Small but perfectly formed

Reed's Lilliput books and a 20 cent coin

What is it about unusually small things that make them inherently attractive and collectable? I have in my possession three diminutive books and their novelty size is the only real reason I hold on to them.

In the 1960s and 1970s, New Zealand publishing house A.H. & A.W. Reed produced a series of tiny books measuring 35 by 50 millimetres. The series included a Māori-English dictionary, a book of Māori place names and another of Māori proverbs, all of which I own. Amazingly, they contain between 500 and 600 pages within their bright vinyl covers.

Quaintly branded ‘Lilliput’ after the island inhabited by miniature humans in Jonathan Swift’s Gulliver’s travels (1726), the wee volumes were published with tourists in mind. They were very popular – according to Gavin McLean’s book Whare raupo: the Reed Books story, the Lilliput Maori dictionary sold 61,200 copies in the 1970s. Despite this, they became too expensive to produce and Reed decided to stop publishing them in 1977.

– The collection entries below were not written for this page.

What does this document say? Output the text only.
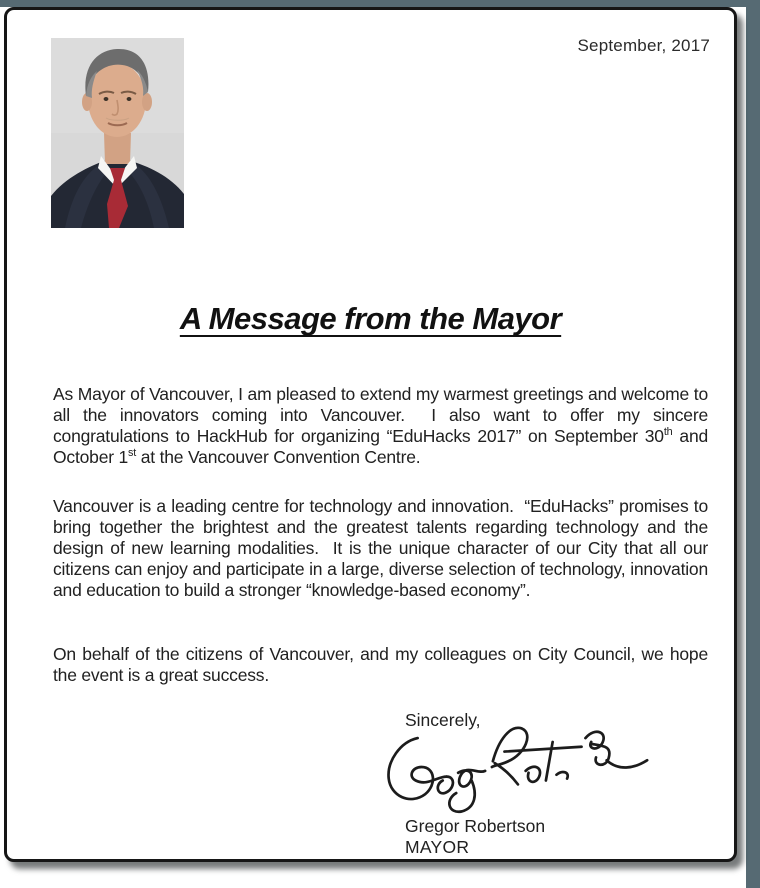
September, 2017
A Message from the Mayor

As Mayor of Vancouver, I am pleased to extend my warmest greetings and welcome to all the innovators coming into Vancouver.  I also want to offer my sincere congratulations to HackHub for organizing “EduHacks 2017” on September 30th and October 1st at the Vancouver Convention Centre.

Vancouver is a leading centre for technology and innovation.  “EduHacks” promises to bring together the brightest and the greatest talents regarding technology and the design of new learning modalities.  It is the unique character of our City that all our citizens can enjoy and participate in a large, diverse selection of technology, innovation and education to build a stronger “knowledge-based economy”.

On behalf of the citizens of Vancouver, and my colleagues on City Council, we hope the event is a great success.

Sincerely,
Gregor Robertson
MAYOR
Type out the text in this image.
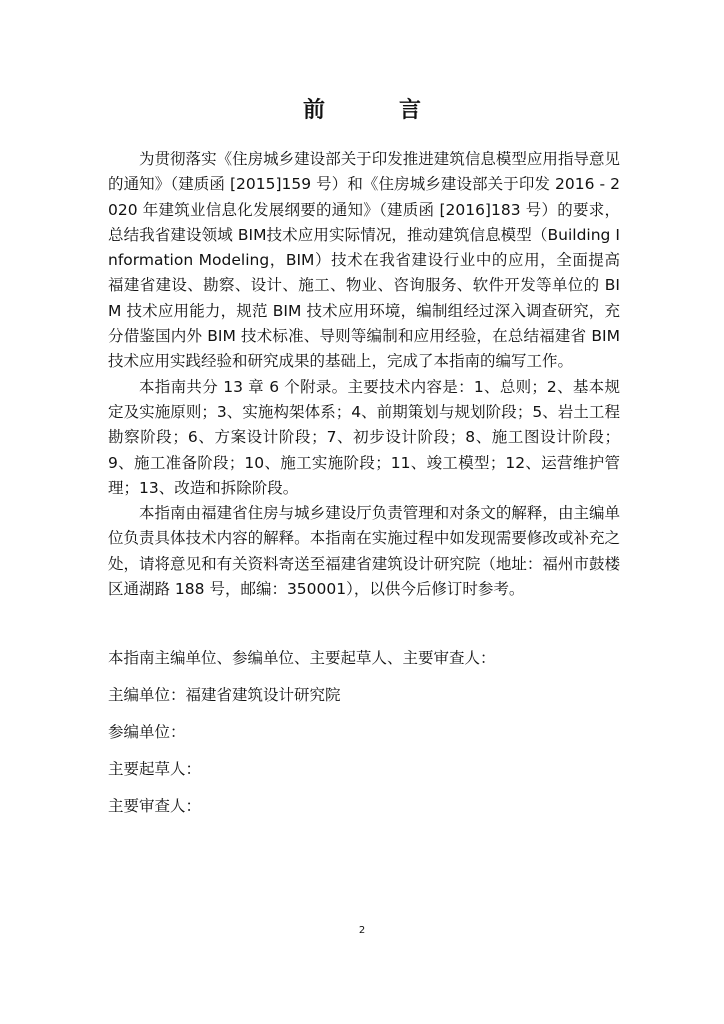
前　言

为贯彻落实《住房城乡建设部关于印发推进建筑信息模型应用指导意见的通知》（建质函 [2015]159 号）和《住房城乡建设部关于印发 2016 - 2020 年建筑业信息化发展纲要的通知》（建质函 [2016]183 号）的要求，总结我省建设领域 BIM技术应用实际情况，推动建筑信息模型（Building Information Modeling，BIM）技术在我省建设行业中的应用，全面提高福建省建设、勘察、设计、施工、物业、咨询服务、软件开发等单位的 BIM 技术应用能力，规范 BIM 技术应用环境，编制组经过深入调查研究，充分借鉴国内外 BIM 技术标准、导则等编制和应用经验，在总结福建省 BIM 技术应用实践经验和研究成果的基础上，完成了本指南的编写工作。

本指南共分 13 章 6 个附录。主要技术内容是：1、总则；2、基本规定及实施原则；3、实施构架体系；4、前期策划与规划阶段；5、岩土工程勘察阶段；6、方案设计阶段；7、初步设计阶段；8、施工图设计阶段；9、施工准备阶段；10、施工实施阶段；11、竣工模型；12、运营维护管理；13、改造和拆除阶段。

本指南由福建省住房与城乡建设厅负责管理和对条文的解释，由主编单位负责具体技术内容的解释。本指南在实施过程中如发现需要修改或补充之处，请将意见和有关资料寄送至福建省建筑设计研究院（地址：福州市鼓楼区通湖路 188 号，邮编：350001），以供今后修订时参考。

本指南主编单位、参编单位、主要起草人、主要审查人：
主编单位：福建省建筑设计研究院
参编单位：
主要起草人：
主要审查人：
2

I wonder how many buyers actually read these books. And how reliable is the information they contain? Reed worked with Māori scholars and leaders when publishing their extensive catalogue of Māori books and while the company’s approach would probably not stand up today (owner Clif Reed, whose knowledge of te reo Māori was sparse, wrote all three of my books) by the standards of the time they were pretty consultative. I’d love someone with the requisite expertise to put these books to the test.